While the names changed, the business practices stayed the same. Rivera said sales associates were instructed to provide low-ball estimates over the phone and then drastically increase the price on loading day.
“Basically everything they say is a flat out lie. They tell them, ‘Yah, your cubic feet is about 1,800 when their cubic feet is about 2,400. So when they get out there, the movers completely like tear into these people. Single moms, kids are disabled, elderly, they don't care,” said Rivera.
She remembers one exchange in particular.
“She's like, ‘I only have this much money, this is the budget I have to move.’ She was in an abusive relationship, and she only had $1,800 and they completely just took this woman over the coals. Her move ended up being like $4,000. They took all her stuff, all her kid’s stuff,” Rivera said.
And after the moving truck would leave with all of the customer’s belongings, they would become almost impossible to get ahold of.
“They were promised, ‘Oh yah, you'll have your stuff in three to four days,' promised the world and were delivered a nightmare,” said Rivera.
Rivera said the delays were due to the flawed business model. While the various companies’ websites stated they had 50 trucks, Rivera said they didn’t own any.
“They'll book 300 jobs in a month, which is a lot, and they don't have their own trucks. So what they do, is they're renting U-Hauls, Enterprise trucks, they're renting Budget trucks and they're trying to see if they can get out there. But they have these people's money already, so they're just like, ‘they'll get their stuff when they get their stuff,” she said.
Rivera typically handled contracts and answered customer’s questions. She didn’t deal directly with sales, even so, she received many inquiries on how someone can get their stuff back.
“I would desperately seek answers for the customers and it was the same thing over and over again and the company didn't care. I never got an answer from dispatch, it would constantly be 'No we don't know where their stuff is. No, we don't have an answer for them,’” said Rivera.
The companies have since been identified in a federal court case. Twelve people were indicted for their role in the criminal racketeering enterprise that is believed to have defrauded more than 900 individuals.
WMAR-2 News interviewed Rivera before the indictment was returned by a federal grand jury.
Court documents confirm Rivera’s account that prices were inflated. The indictment alleges that members of the Moving Enterprise would load consumer’s belongings on the truck then say they owed more money than what was agreed upon in the binding estimate. Some customers had their cubic footage inflated by several hundred feet. In one case, a customer was charged for an extra 1,000 cubic feet, which according to their rates, would be an additional $4,500.
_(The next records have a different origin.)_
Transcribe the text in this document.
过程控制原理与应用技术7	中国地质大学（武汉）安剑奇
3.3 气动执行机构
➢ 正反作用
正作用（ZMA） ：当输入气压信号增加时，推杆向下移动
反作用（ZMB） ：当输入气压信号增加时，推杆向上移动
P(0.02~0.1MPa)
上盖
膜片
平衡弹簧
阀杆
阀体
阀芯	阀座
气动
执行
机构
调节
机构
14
Rivera started work at the company in June of 2017. She said she was fired this past June after someone was promoted to her full-time position. She said she fell out of favor when she refused to write fake reviews on Yelp and other sites for the various companies.
When WMAR-2 News Mallory Sofastaii asked why she didn’t come forward sooner, she said she had plans to but wanted to collect more information on the owners of the business, Serghei Verlan and Andrey Shuklin.
“Those are the two that are creating this havoc,” Rivera said. “They really rob people. They really are robbing people blind.”